A day after the Transgender Persons (Protection of Rights) Bill, 2019 was passed in the Rajya Sabha, members of the trans community gathered to express their discontent at a press event in Mumbai on Wednesday.
The event was jointly organised by LABIA — A Queer Feminist LBT Collective; Thane Queer Collective and Forum Against Oppression of Women; People’s Union of Civil Liberties; and Jan Swasthya Abhiyaan, Mumbai. “The criminalisation of transgender people for begging and denying [them] opportunities in education and healthcare is similar to socially controlling them,” said Rachana Mudraboyina, a trans activist and member of the Telangana Hijra Intersex Transgender Samiti.
“The checking and verifying of our identities is done under the guise of the government trying to help us from anyone who could pose as a transgender and rob our rights and reservations. But I do not think that has practical implications. The only reason there is such an inclusion in the Bill is to check and verify until those in power are convinced of how we look physically. There is a lack of awareness that being transgender may or may not have anything to do with physical features. There is a difference between an intersexual person and a transgender person,” they said.
Chayanika Shah, a women’s rights activist and member of LABIA, said the Rajya Sabha debate on November 26 was very different from the discourse in 2016 regarding the Bill. The MPs have been sensitised since the Bill was initially introduced by Dravida Munnetra Kazhagam leader Tiruchi Siva in 2014. “However India’s transgender [people] have to submit to a certification process involving a government official and a doctor,” said Ms. Shah. “This makes the government look like a surveillance board or like a patriarchal entity that tells you they know you better than you know yourself. It is entirely autocratic to look at someone’s body and decide who they are.”
Mridul, a trans activist and another LABIA member, added how the examination of one’s gender identity is very discriminatory and conflicts with a person’s sense of self-determination and image. “The reason I do not stand by the Bill is [because] it is not considerate of the lived realities of the transgender folk. Self identification is an individual choice,” they said. “Also, the Bill was only passed on to a standing committee not a select committee which was recommended by nationwide transgender communities after the Lok Sabha passed it on August 5, 2019.”
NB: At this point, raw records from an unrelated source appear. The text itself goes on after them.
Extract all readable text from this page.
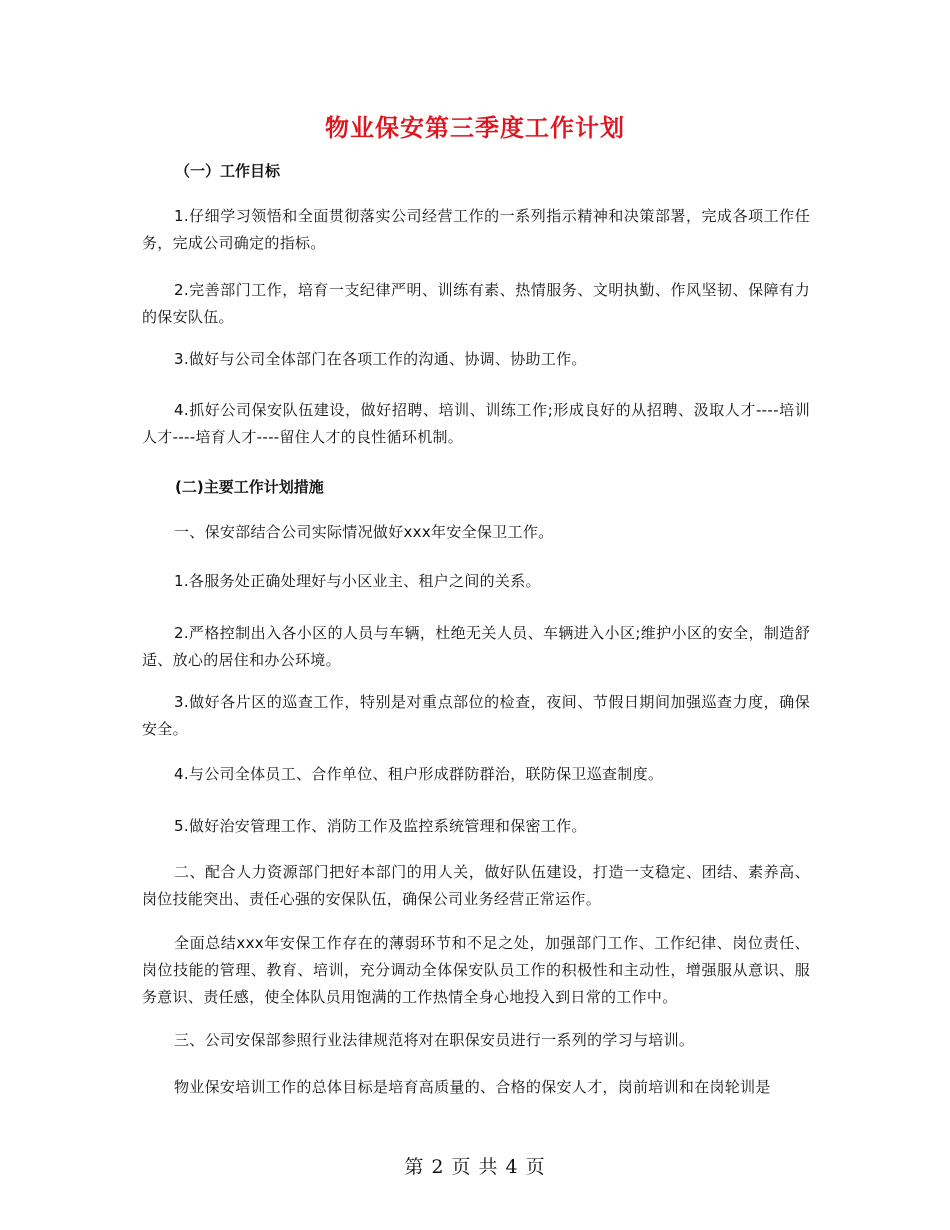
物业保安第三季度工作计划
（一）工作目标
1.仔细学习领悟和全面贯彻落实公司经营工作的一系列指示精神和决策部署，完成各项工作任务，完成公司确定的指标。
2.完善部门工作，培育一支纪律严明、训练有素、热情服务、文明执勤、作风坚韧、保障有力的保安队伍。
3.做好与公司全体部门在各项工作的沟通、协调、协助工作。
4.抓好公司保安队伍建设，做好招聘、培训、训练工作;形成良好的从招聘、汲取人才----培训人才----培育人才----留住人才的良性循环机制。
(二)主要工作计划措施
一、保安部结合公司实际情况做好xxx年安全保卫工作。
1.各服务处正确处理好与小区业主、租户之间的关系。
2.严格控制出入各小区的人员与车辆，杜绝无关人员、车辆进入小区;维护小区的安全，制造舒适、放心的居住和办公环境。
3.做好各片区的巡查工作，特别是对重点部位的检查，夜间、节假日期间加强巡查力度，确保安全。
4.与公司全体员工、合作单位、租户形成群防群治，联防保卫巡查制度。
5.做好治安管理工作、消防工作及监控系统管理和保密工作。
二、配合人力资源部门把好本部门的用人关，做好队伍建设，打造一支稳定、团结、素养高、岗位技能突出、责任心强的安保队伍，确保公司业务经营正常运作。
全面总结xxx年安保工作存在的薄弱环节和不足之处，加强部门工作、工作纪律、岗位责任、岗位技能的管理、教育、培训，充分调动全体保安队员工作的积极性和主动性，增强服从意识、服务意识、责任感，使全体队员用饱满的工作热情全身心地投入到日常的工作中。
三、公司安保部参照行业法律规范将对在职保安员进行一系列的学习与培训。
物业保安培训工作的总体目标是培育高质量的、合格的保安人才，岗前培训和在岗轮训是
第 2 页 共 4 页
Though the implications and magnitude of the Bill might pale in the next few days, the trans community has to return to the lives they’ve been leading without any change. Mridul also touched upon the reduced sentence meted out to persons convicted of gender-based crimes against trans people. “There is no reason why a person guilty of assaulting a transgender person should face a lesser prison sentence than they would face if the victim was cisgender,” said Mridul referring to the punishment clause of the Bill that provides for a maximum of two years imprisonment.
Speaking on the same Vikki Shinde, a member of Shiv Shakti Foundation said, “This Bill has the potential to break our community.” Shals Mahajan, a gender queer member of LABIA said if the government is extending citizenship to people who have been sidelined, they should be consulted at least. “[Especially] when the State is enacting a law like this after 70 years of freedom, and questioning the constitutional freedom of many.”